Kelley Donovan began her new piece, Visceral Threads, with a solo Friday night at the Dance Complex. Moving down a diagonal with large swoops and curves of her torso and scooping, spiraling arms, she spun a theme that the seven other dancers took apart and worked on for the rest of the piece. Although she seemed to be their inspiration, she danced separately from the rest of them in the 30 minutes that followed. The whole piece had a contradictory air of private probing within a shared body of information.

After Donovan exited, the other women (Sarah Ackley, Sara Allen, Courtney Cann, Cailin Good, Stephanie McHugh, Celeste Platt, and Mary Jane Tang) began crossing the space one by one. Entering from the audience’s left, they trod slowly, step by step, channeling their gazes straight ahead. When four or five of them had accumulated, they began to break out of the pattern, with turns or twisted gestures or momentary reversals of their forward progress. They seemed to choose their own timing for these mild outbreaks, and suddenly they fell into unison, running and windmilling their arms, only to return to their solitary journeys.
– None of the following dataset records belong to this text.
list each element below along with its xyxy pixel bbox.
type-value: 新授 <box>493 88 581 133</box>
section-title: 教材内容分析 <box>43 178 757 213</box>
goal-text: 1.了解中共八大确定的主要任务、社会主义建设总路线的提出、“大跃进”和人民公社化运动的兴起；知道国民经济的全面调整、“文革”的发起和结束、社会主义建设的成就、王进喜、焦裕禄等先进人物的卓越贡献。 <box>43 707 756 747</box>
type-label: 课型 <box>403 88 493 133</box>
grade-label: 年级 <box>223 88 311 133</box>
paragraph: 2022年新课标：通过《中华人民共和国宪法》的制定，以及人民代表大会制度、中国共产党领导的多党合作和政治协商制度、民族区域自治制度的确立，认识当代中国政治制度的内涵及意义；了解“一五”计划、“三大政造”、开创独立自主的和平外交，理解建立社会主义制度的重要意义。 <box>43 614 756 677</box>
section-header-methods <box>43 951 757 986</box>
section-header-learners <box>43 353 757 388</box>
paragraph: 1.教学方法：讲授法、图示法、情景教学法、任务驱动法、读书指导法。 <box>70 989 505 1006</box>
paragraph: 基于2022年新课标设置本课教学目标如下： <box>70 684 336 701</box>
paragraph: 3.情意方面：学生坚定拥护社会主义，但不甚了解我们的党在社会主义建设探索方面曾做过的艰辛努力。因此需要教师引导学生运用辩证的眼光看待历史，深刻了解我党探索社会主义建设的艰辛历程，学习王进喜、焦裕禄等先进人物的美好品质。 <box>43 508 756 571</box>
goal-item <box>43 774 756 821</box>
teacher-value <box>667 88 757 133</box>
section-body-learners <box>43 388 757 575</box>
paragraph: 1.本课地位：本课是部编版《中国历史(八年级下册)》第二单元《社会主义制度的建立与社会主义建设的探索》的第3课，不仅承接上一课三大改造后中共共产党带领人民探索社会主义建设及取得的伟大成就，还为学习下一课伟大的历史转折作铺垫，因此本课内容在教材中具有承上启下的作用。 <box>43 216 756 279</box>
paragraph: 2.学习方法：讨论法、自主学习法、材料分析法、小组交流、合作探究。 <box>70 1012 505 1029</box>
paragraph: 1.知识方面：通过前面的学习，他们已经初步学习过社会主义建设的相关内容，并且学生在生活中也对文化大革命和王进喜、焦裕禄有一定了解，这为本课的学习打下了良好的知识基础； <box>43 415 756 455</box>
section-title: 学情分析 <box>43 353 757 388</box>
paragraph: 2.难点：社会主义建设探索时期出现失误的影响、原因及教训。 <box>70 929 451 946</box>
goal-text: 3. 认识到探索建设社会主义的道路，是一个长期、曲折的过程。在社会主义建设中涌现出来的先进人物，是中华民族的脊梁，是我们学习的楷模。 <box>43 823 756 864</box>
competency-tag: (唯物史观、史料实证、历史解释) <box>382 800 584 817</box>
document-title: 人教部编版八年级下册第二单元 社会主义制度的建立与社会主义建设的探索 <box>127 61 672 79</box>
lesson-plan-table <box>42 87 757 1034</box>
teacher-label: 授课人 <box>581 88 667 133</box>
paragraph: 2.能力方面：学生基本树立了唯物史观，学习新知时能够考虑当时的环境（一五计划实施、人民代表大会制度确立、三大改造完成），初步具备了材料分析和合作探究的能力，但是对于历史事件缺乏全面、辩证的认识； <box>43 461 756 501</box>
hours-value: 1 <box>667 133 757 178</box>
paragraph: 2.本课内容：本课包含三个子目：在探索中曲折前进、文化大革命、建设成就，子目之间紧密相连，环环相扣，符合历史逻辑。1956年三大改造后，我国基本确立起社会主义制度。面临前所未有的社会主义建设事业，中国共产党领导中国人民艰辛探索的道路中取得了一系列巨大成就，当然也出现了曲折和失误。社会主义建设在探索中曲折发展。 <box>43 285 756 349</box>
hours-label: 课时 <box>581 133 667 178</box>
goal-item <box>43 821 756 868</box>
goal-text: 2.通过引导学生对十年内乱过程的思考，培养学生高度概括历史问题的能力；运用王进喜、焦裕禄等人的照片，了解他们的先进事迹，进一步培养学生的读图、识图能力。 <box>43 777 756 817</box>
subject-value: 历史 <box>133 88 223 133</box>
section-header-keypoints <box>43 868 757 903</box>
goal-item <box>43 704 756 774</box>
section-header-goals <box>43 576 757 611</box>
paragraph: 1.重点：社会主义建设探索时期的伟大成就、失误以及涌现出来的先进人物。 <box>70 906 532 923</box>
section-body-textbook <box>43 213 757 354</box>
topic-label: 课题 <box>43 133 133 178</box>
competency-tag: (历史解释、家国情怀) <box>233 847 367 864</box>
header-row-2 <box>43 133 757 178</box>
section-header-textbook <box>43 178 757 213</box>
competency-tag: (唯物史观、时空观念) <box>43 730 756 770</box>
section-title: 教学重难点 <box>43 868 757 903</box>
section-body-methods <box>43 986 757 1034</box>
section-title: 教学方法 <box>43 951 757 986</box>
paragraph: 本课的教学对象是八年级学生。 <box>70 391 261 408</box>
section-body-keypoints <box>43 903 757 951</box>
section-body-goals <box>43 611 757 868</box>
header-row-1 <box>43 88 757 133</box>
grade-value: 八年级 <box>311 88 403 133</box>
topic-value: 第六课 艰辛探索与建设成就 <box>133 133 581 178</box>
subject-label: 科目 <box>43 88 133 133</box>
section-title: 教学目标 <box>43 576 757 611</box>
There didn’t seem to be any signals in the textured white sound that accompanied them, which gradually morphed from what sounded like an organ to glockenspiel to marimba. The whole dance had this mixture of diffused and indefinite activity that contained very clearly motivated personal action. The women paired off briefly for subdued or vigorous duets. Sometimes they lifted one another into big cartwheeling arcs; sometimes they barely touched or mirrored each other without touching at all or even making eye contact.

They grouped together to divide the space with a horizontal line-up, and Donovan expanded on her solo, first downstage of them, then behind their line. She’d arrive like this from time to time, as if to renew their energy source.

The music changed from the first, pleasing minimalist wash to a noisy combination of static, whine, and motors. But the dance kept on evolving in its own way. The seven women formed a line-up from upstage to downstage. Slowly revolving together, they took the line back across the stage toward the side where they’d first entered. Again without any obvious cueing, they stepped out of the line to dance solos, not straying too far away and returning quickly to their places.

When the line had reached approximately center stage, it suddenly broke apart. The women went flying off and tumbling in all directions. Then the line reassembled and the solos continued, now two or three dancers at a time, and you’d notice momentary reflections as they fell in and out of unison.

The music got more insistent. A man’s voice at one point belched out phrases from some kind of story or poem that I didn’t think worth concentrating on. There were high, grinding sound effects and whistles, and later another man improvising like a stand-up comedian but without saying anything funny. Trios of dancers scrolled back across the space again, the two outside women in unison and the one in the center dancing a different theme. The man’s voice went into a loop with tinkling finger bells and drumming.

All the women reassembled, and just as the male voice remarked, "You know, there’s a lot of closets," one person, not Donovan, was beginning what could have been another solo, and the lights went out.

Visceral Threads was billed as an "evening-length" work. A program note told us the dance was exploring "spirituality and internal transformation." I don’t know whether the abrupt ending signified that there’ll be more to the dance eventually, and maybe the transformation and spirituality took place in the pre-performance dancemaking. Without taking away anything particularly high-minded, I enjoyed it for the richness of the movement and the pleasure of seeing how a compositional process can develop.